The new procedure was published in the Proceedings of the National Academy of Sciences.

Source: University of Cambridge

5 comments
David Rochlin
They feed the ship Nutritional supplements?
Slowburn
If they thoroughly gamma irradiated the wood They would not have to worry about biological effects.
Robbie Price
I've often wondered whether freeze drying might not be a use part of these processes
Slowburn
@ Robbie Price The freezing would probably destroy the woods structure when the water expanded into ice.
Ralf Biernacki
@Slowburn: Irradiation causes sterilization by disrupting chemical bonds; the basic principle is, if you wreck enough of a bacterial cell's chemistry, producing lots of free radicals and toxic unmetabolizable junk, the bacterium will be unable to repair the massive damage and will die. All irradiative sterilization methods, from UV lamps to gamma ray irradiation, work in this way; the basic difference is that UV only sterilizes the surface and/or transparent media like water, while gamma rays work deeper into the material, and so can be used to sterilize food in bulk.
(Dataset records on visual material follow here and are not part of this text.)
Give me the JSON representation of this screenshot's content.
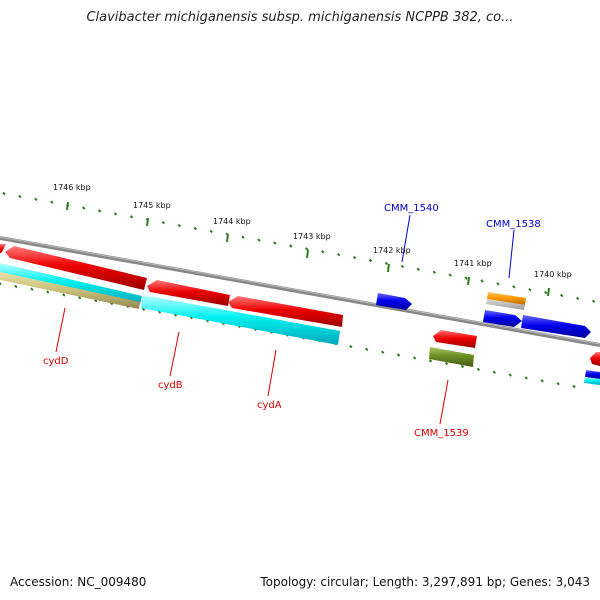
{
  "title": "Clavibacter michiganensis subsp. michiganensis NCPPB 382, co...",
  "footer": {
    "accession": "Accession: NC_009480",
    "summary": "Topology: circular; Length: 3,297,891 bp; Genes: 3,043"
  },
  "scale_labels": [
    "1746 kbp",
    "1745 kbp",
    "1744 kbp",
    "1743 kbp",
    "1742 kbp",
    "1741 kbp",
    "1740 kbp"
  ],
  "gene_labels": [
    {
      "text": "cydD",
      "color": "#dd0000"
    },
    {
      "text": "cydB",
      "color": "#dd0000"
    },
    {
      "text": "cydA",
      "color": "#dd0000"
    },
    {
      "text": "CMM_1539",
      "color": "#dd0000"
    },
    {
      "text": "CMM_1540",
      "color": "#0000cc"
    },
    {
      "text": "CMM_1538",
      "color": "#0000cc"
    }
  ],
  "colors": {
    "red": "#ee0000",
    "blue": "#0000ee",
    "cyan": "#00ffff",
    "orange": "#ff9900",
    "olive": "#6b8e23",
    "khaki": "#c8bf78",
    "backbone": "#808080",
    "tick": "#2e7d1e"
  }
}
That is why I have been leery of food sterilization by irradiation. It is not, as some people erroneously believe, that any residual radiation remains---that is baloney. But what does remain is the chemical wreckage, the free radicals and the fractured molecule fragments that cannot be handled by normal metabolism. These are abundant enough in the irradiated food to have effectively poisoned the bacteria, from the inside out. When I eat the irradiated food, the same chemical wreckage will be poisoning me. No thanks. While irradiating wood does not bring about the same risks, it will undoubtedly damage the structure of the remaining wood on the molecular level. It will also introduce an essentially random cocktail of fractured chemicals deep into its structure. All this is likely to hasten deterioration to some degree. Is the temporary sterilization effect worth it? Bacteria will recolonize the wood as soon as the radiation goes off. On the other hand, biochemical means of bacterial control (such as copper salts, for instance, or the polymer described in the article) are much more chemically predictable, and can keep working, keeping the wood sterile, for a long time.